The key to dynamic programming is to have a recurrence formula. When designing it, think about what kind of variables or current we need to know to get the next state. Of course, this variable has to help you get the final answer.

In this problem, a first thought would be devise a DP array that stores the length of longest valid parentheses (LVP).  However, if we know the s[i]'s LVP, it seems not helping me to know s[i+1]'s LVP, because the matching pair would be far back. But we are asking substring, meaning that if s[i] is in a solution, then s[i+1] might be in the solution, and the s[i+1]'s matching pair should be the one back s[i]'s matching pair. Therefore, if we record the s[i] matching pair's position, we would be able to know s[i+1]'s matching pair. If it doesn't match anything, then we just make the index its value.

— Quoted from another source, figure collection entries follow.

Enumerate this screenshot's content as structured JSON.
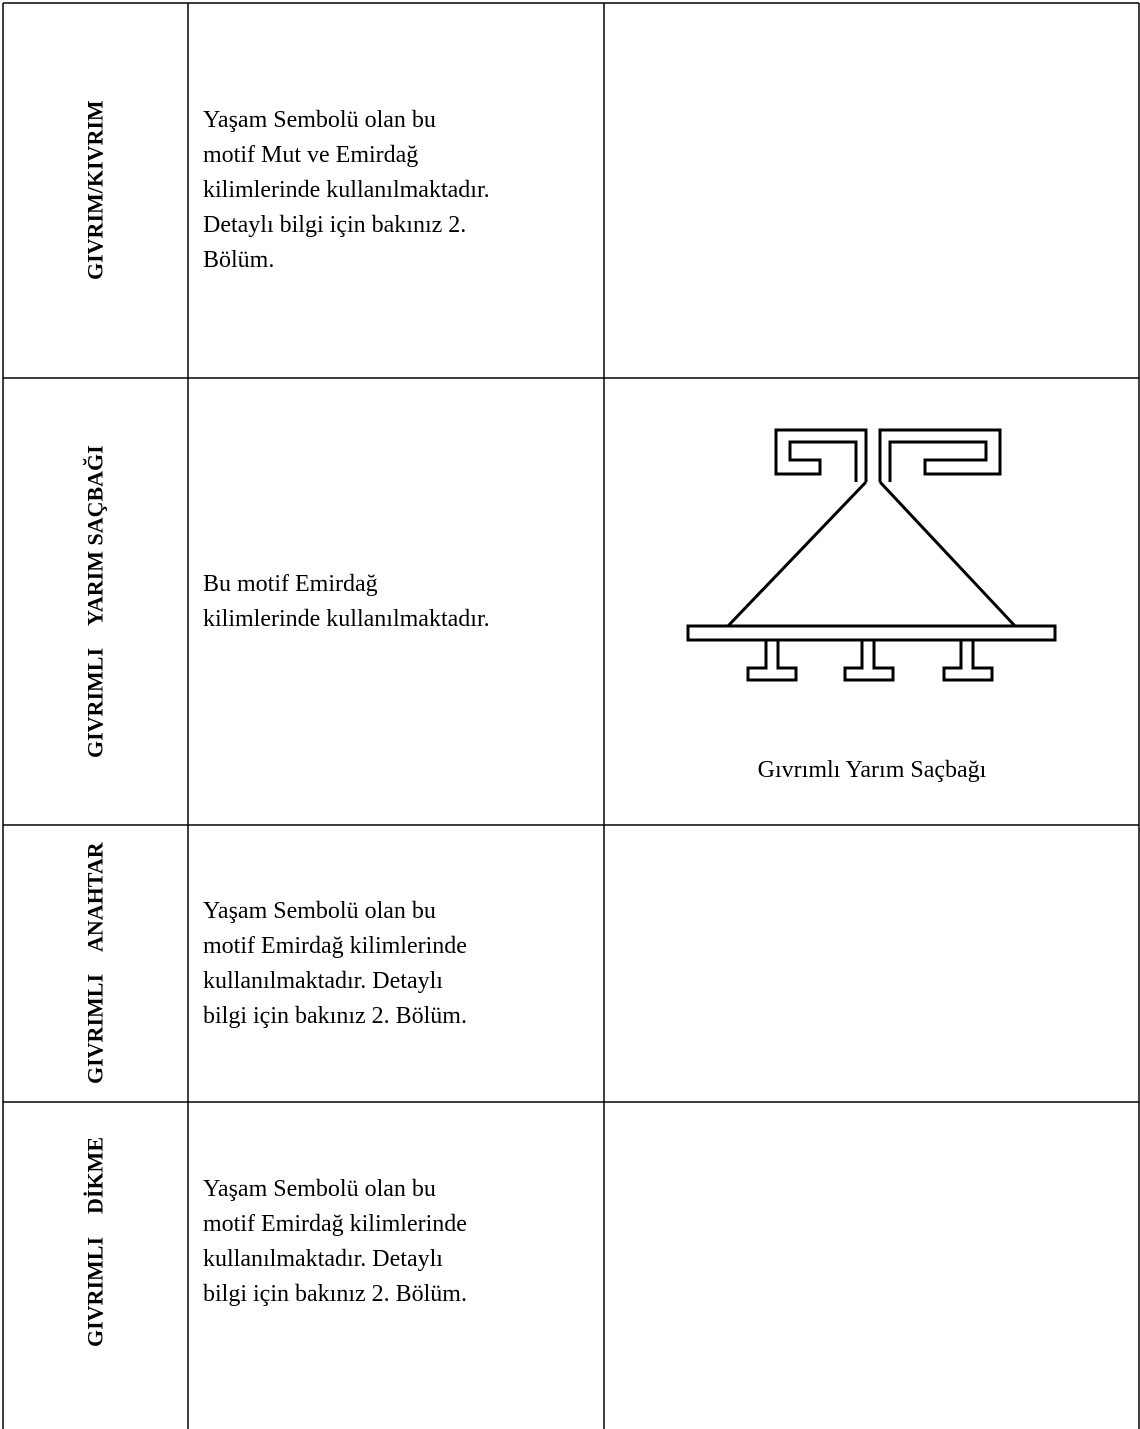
{
  "table": {
    "rows": [
      {
        "name_lines": [
          "GIVRIM/KIVRIM"
        ],
        "description_lines": [
          "Yaşam Sembolü olan bu",
          "motif Mut ve Emirdağ",
          "kilimlerinde kullanılmaktadır.",
          "Detaylı bilgi için bakınız 2.",
          "Bölüm."
        ]
      },
      {
        "name_lines": [
          "GIVRIMLI",
          "YARIM SAÇBAĞI"
        ],
        "description_lines": [
          "Bu motif Emirdağ",
          "kilimlerinde kullanılmaktadır."
        ],
        "caption": "Gıvrımlı Yarım Saçbağı"
      },
      {
        "name_lines": [
          "GIVRIMLI",
          "ANAHTAR"
        ],
        "description_lines": [
          "Yaşam Sembolü olan bu",
          "motif Emirdağ kilimlerinde",
          "kullanılmaktadır. Detaylı",
          "bilgi için bakınız 2. Bölüm."
        ]
      },
      {
        "name_lines": [
          "GIVRIMLI",
          "DİKME"
        ],
        "description_lines": [
          "Yaşam Sembolü olan bu",
          "motif Emirdağ kilimlerinde",
          "kullanılmaktadır. Detaylı",
          "bilgi için bakınız 2. Bölüm."
        ]
      }
    ]
  }
}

Okay, now we have an array dp, which stores the index of the matching pair. So far so good. But it can't handle "()()" situation. Yes, I realize it from testing...

So the next step is to integrate the dp array. Here is the code:

class Solution(object):
    def longestValidParentheses(self, s):
        """
        :type s: str
        :rtype: int
        """
        if len(s) == 1: return 0
        # first round to get the position of the matching pair
        dp = [i for i in range(len(s))]
        for i in range(1, len(s)):
            if s[i] == '(':
                continue
            k = i - 1
            while dp[k] != k and k > 0:
                k = dp[k] - 1
            if s[k] == '(' and k >= 0:
                dp[i] = k
            else:
                dp[i] = i
        # second round to get the final answer, basically
        # to connect case like this: "()()"
        i = len(s) - 1
        res = 0
        while i > 0:
            if dp[i] != i:
                tmp_res, k = 0, i
                while dp[k] != k and k > 0:
                    tmp_res += (k - dp[k] + 1)
                    k = dp[k] - 1
                res = max(res, tmp_res)
                i = k
            else:
                i -= 1
        return res